March 3, 2009

Politics vs. Statesmanship

It is often lamented that politicians are fickle and unprincipled. They promise one thing in order to get elected and do another when in office to please special interests. They lie, cheat, deceive and elude questions with great skill at times. The word politician has a derogatory connotation--so much that it has become an insult in itself. In fact, this connotation has become a truism and I doubt the need to explain my meaning further.
And yet, there is an interesting phenomena that occurs particularly around the time of presidential elections. From among a broad range of candidates, people choose a favorite politician and find themselves defending that politician by all means. If their politician said this and the media thought it was wrong, they will say their politician meant that and the media is simply taking it out of context or misconstruing his words. This game is known as politics and we all got more than two earfuls of it during the presidential campaigns. We probably even participated in it to some extent, arguing over what he meant by this and what he didn't mean by that. At the same time, we were quick to point out the flaws in the words of politicians we didn't like as evidence that they were incompetent or dishonest.
First of all, I think it very sad that the media has embraced this practice and called it politics. They revel in this sort of bickering and he-said-she-said noise. I see the political pundits constantly searching for any snippet of a sound bite or excerpt that could be controversial in any way. The art of being elusive and avoiding this sort of criticism is known as political correctness. Politicians, under constant threat of being attacked personally because of the way they chose to phrase something, seek more refined, vague, and mostly cryptic ways of speaking their message. This translates into political positions that aren't really positions at all. They do not dare take a stance on important issues for fear of sounding politically incorrect or deemed radical and uncompromising. Their favorite phrases are some of the following: "I am committed to working with....to accomplish....for the good of our country" or "We need to come together on this to find a solution that works for the American people" or "This bill has strong bipartisan support" or "I have experience working with people on both sides of the isle". What do these statements really even mean?! They certainly don't articulate a true position on any certain issue.
This whole mess that the politicians and media have created does nothing more than muddy the waters. The bickering over the meaning and intent of words and phrases distracts from the truly important debates that need to happen in order for people to understand issues and decide what they believe about them. If the water were cleared, I think we would find that many who are continuously at each others' throats about what the other has said about X, are really not in any disagreement at all. Their argument is simply to distract from this fact and maintain the illusion that there are deep ideological differences among key political figures. Generally speaking, there are few, if any, ideological differences, and politics-as-usual masks this fact rather well to the untrained eye.
Gone, it seems, are the days of true statesmanship. The days when a man stood up for what he believed and didn't revel in the mud of personal attacks and semantics. Rather, there was honest and serious intellectual debate about issues that mattered.
For this reason, I breathed a sigh of relief that some of these statesmen may still exist when I saw Ron Paul take on a political pundit today, touching on this very issue. The reader may know of my affinity for Congressman Ron Paul, but let me say that there are certainly others out there like him. I just don't know where they are at the moment. We should seek these good, honest men, and uphold them in the principles that they espouse.
The video is well worth watching and shows perfectly what I mean.


1 comment:

Taylor and Stephanie said...

I think the media takes disputes over stupid things and amplifies them x 1,000,000,000 and takes it to a point where it's just silly banter and makes it "politics" as usual. So I would agree with your post but take a little more of the blame off the politicians and put in on the media. maybe more like 60/40 media/politicians, haha.

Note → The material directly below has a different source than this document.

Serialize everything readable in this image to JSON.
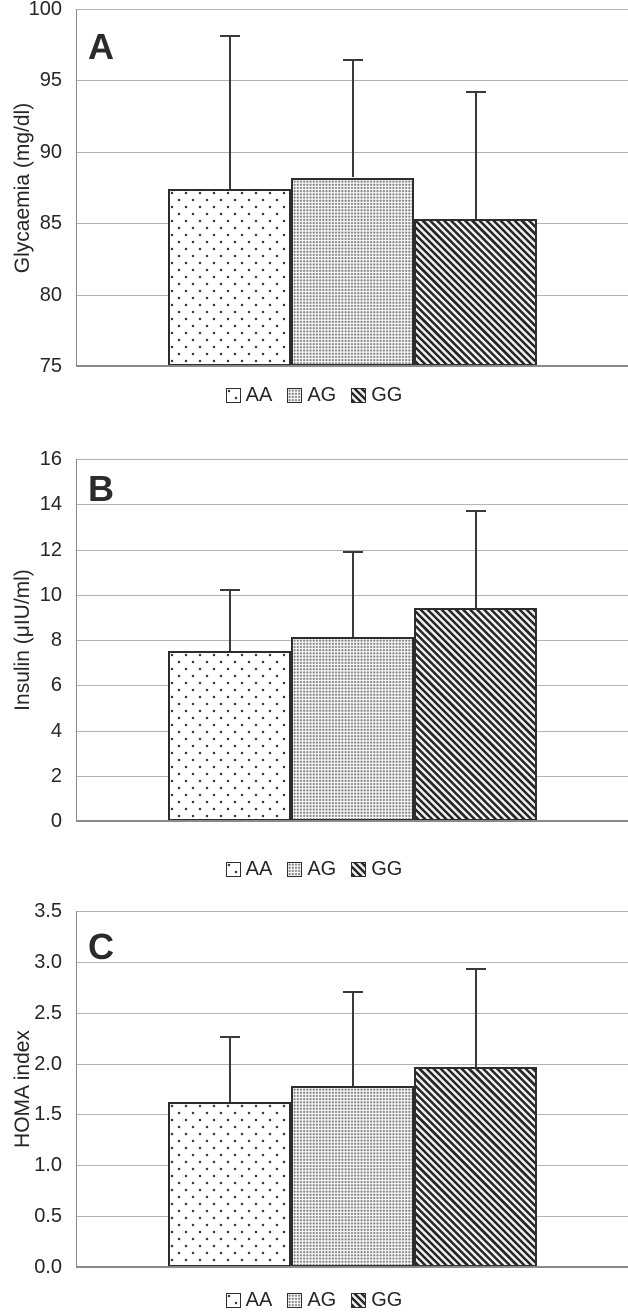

I think it's kinda sad because it makes politicians who would normally would voice all their opinions scared to do so for fear of the media twisting, pulling and manipulating what they actually meant leading to the loss of voters that would've voted for them. Should they be afraid? Ideally no. And as much as I see Ron Paul as the least affected by this fear, he too plays the game to a degree. You have to. I guarantee Dr. Paul does not want to be on the media's bad side. That being said, again I think he does a much better job than all the others talking about what really matters.